Thursday, December 6, 2012

Hot stuff at Pierce College

The Steilacoom campus is featuring paintings by Robert Koch

The Weekly Volcano, December 6, 2012
By Alec Clayton on

The Push
Pierce College has small but outstanding art exhibits on both the Steilacoom and Puyallup campuses. I mentioned the Fall Invitational Exhibition on the Puyallup campus in this column last week, saying that Barlow Palminteri and Becky Knold are both excellent painters. The other two artists in that show are Charles Salak and Karen Williams. I'm not familiar with Williams' work and had not seen Salak's before this week when I was sent jpg images of some of his paintings. He does photo-realist paintings of still life arrangements and of people in contemporary settings that are technically astounding.

Anyone who has ever tried painting in watercolor knows it is a difficult medium to control. Making watercolors that look like photographs would seem an impossible task, but he seems to have done it successfully.
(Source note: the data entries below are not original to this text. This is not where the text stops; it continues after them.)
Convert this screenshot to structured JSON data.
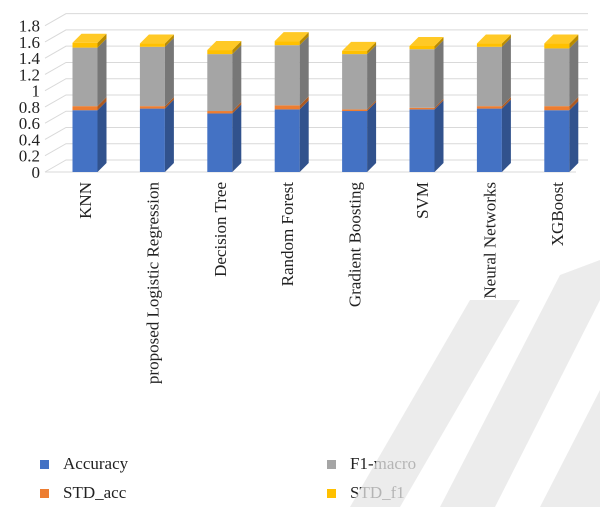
{
  "chart_data": {
    "type": "bar",
    "stacked": true,
    "style": "3d",
    "categories": [
      "KNN",
      "proposed Logistic Regression",
      "Decision Tree",
      "Random Forest",
      "Gradient Boosting",
      "SVM",
      "Neural Networks",
      "XGBoost"
    ],
    "series": [
      {
        "name": "Accuracy",
        "color": "#4472C4",
        "values": [
          0.76,
          0.78,
          0.72,
          0.77,
          0.75,
          0.77,
          0.78,
          0.76
        ]
      },
      {
        "name": "STD_acc",
        "color": "#ED7D31",
        "values": [
          0.05,
          0.03,
          0.03,
          0.05,
          0.02,
          0.02,
          0.03,
          0.05
        ]
      },
      {
        "name": "F1-macro",
        "color": "#A5A5A5",
        "values": [
          0.72,
          0.73,
          0.7,
          0.74,
          0.68,
          0.72,
          0.73,
          0.71
        ]
      },
      {
        "name": "STD_f1",
        "color": "#FFC000",
        "values": [
          0.06,
          0.04,
          0.05,
          0.05,
          0.04,
          0.04,
          0.04,
          0.06
        ]
      }
    ],
    "ylim": [
      0,
      1.8
    ],
    "yticks": [
      "0",
      "0.2",
      "0.4",
      "0.6",
      "0.8",
      "1",
      "1.2",
      "1.4",
      "1.6",
      "1.8"
    ],
    "grid": true,
    "legend_position": "bottom",
    "title": "",
    "xlabel": "",
    "ylabel": ""
  }
}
I say "seems" because I have seen only photographs of the paintings and can't reliably judge them without seeing them in the flesh.

The Steilacoom campus is featuring paintings by Robert Koch in acrylic and chalk (looks like pencil and maybe some pastels and possibly oil stick). His paintings, like Salak's, depict people in contemporary settings - the difference being that Koch's paintings are expressive and energetic with no attempt at illusory realism. I see in his paintings reminders of Reginald Marsh, a bit of Matisse, and some drawing that is like some of my own early works. Plus, there are definite hints of the great duo Ric Hall and Ron Schmidt (stylistically only; Koch's subject matter is more down-to-earth without the surrealistic touches).

Sad Girl
These are great and unassuming little paintings. The drawing is terrific. The people are people we can all recognize in places and situations we can all relate to. His style is to slap the paint on in expressive blobs and then draw back into the painted areas with contour lines that are sometimes incised into the paint and sometimes float on top of the paint. The lines appear to have been drawn in fast, flowing motions in places and more slowly and deliberately in others. Some of the lines are thick and chunky and others are fine and lyrical.
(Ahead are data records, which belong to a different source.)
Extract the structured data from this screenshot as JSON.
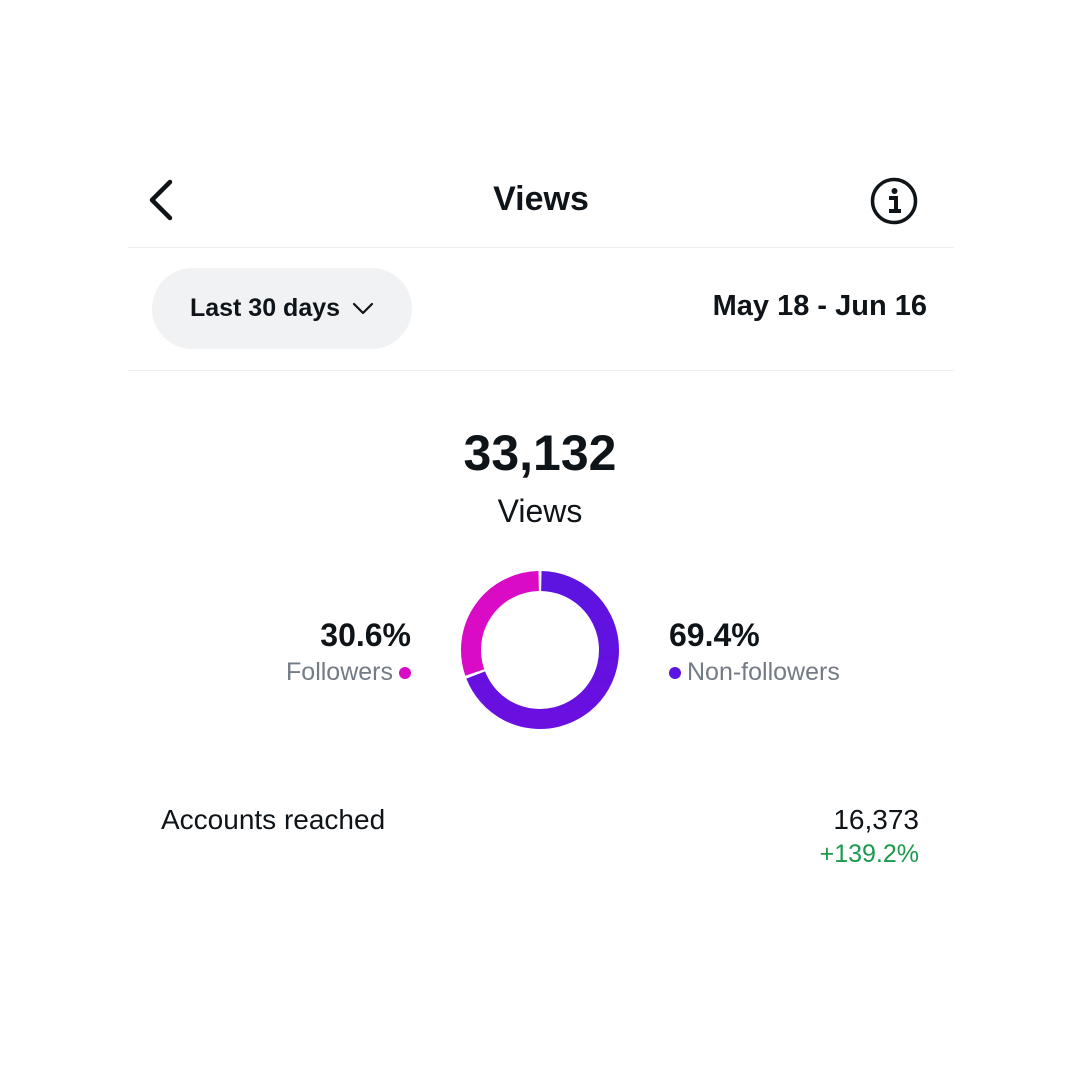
{
  "header": {
    "title": "Views"
  },
  "filter": {
    "range_label": "Last 30 days",
    "date_range": "May 18 - Jun 16"
  },
  "summary": {
    "total": "33,132",
    "label": "Views"
  },
  "chart_data": {
    "type": "pie",
    "categories": [
      "Followers",
      "Non-followers"
    ],
    "values": [
      30.6,
      69.4
    ],
    "value_labels": [
      "30.6%",
      "69.4%"
    ],
    "colors": [
      "#d90bc5",
      "#5c14e0"
    ]
  },
  "breakdown": {
    "followers": {
      "pct": "30.6%",
      "label": "Followers"
    },
    "non_followers": {
      "pct": "69.4%",
      "label": "Non-followers"
    }
  },
  "reach": {
    "label": "Accounts reached",
    "value": "16,373",
    "change": "+139.2%"
  },
  "icons": {
    "back": "chevron-left-icon",
    "info": "info-icon",
    "range_dropdown": "chevron-down-icon"
  }
}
His colors are dull, low keyed with a preponderance of gray. The figures are slightly distorted and the faces are cartoonish.

In an e-mail sent to me after I saw the show, Koch said he was "returning to painting after a very long absence" and was very pleased to get "some of my work from the last year up on a wall."

I'm very pleased, too.

In a wall statement in the gallery he wrote, "I believe my current use of acrylic paint and pastel chalks is directly linked to using Japanese brushes and sumi ink for the last 30 years." I'll take his word for that, but to me the paintings look to have been influenced by early American modernism more than Japanese sumi.
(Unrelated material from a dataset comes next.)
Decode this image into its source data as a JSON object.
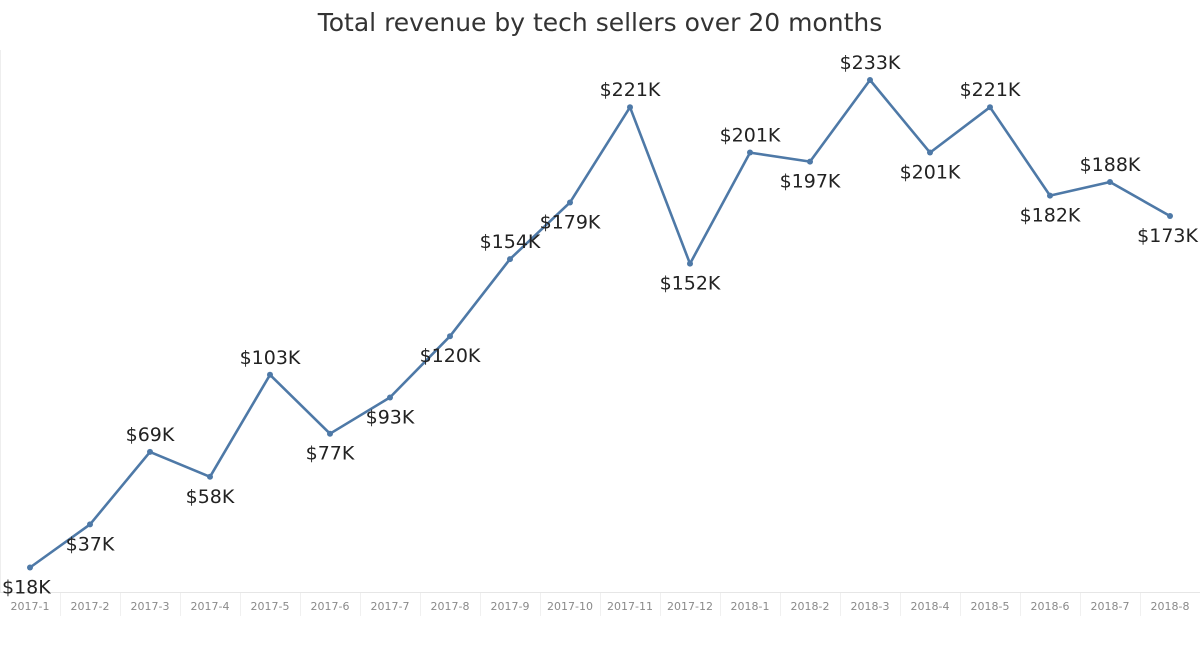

Many of the paintings seem more concerned with expressive drawing than with paint application, although a few - notably "What?" and "3 Beers a Story" are more painterly.

I particularly like the pencil marks drawn into the wet paint in "3 Waitresses."

My favorites are "The Push," which is the most energetic of all with mostly gray and white paint set up by dashes of orange and a fine contour drawing in a different shade of orange, and "Sad Girl," which is the only one with a close-up of a single figure. It may also be the best designed with a nice use of asymmetric balance.

These are particularly nice paintings, especially considering that the artist has been away from painting for a long time.

Koch is from Olympia but recently moved to Tacoma. He has a show coming up at Dino's in Olympia in January.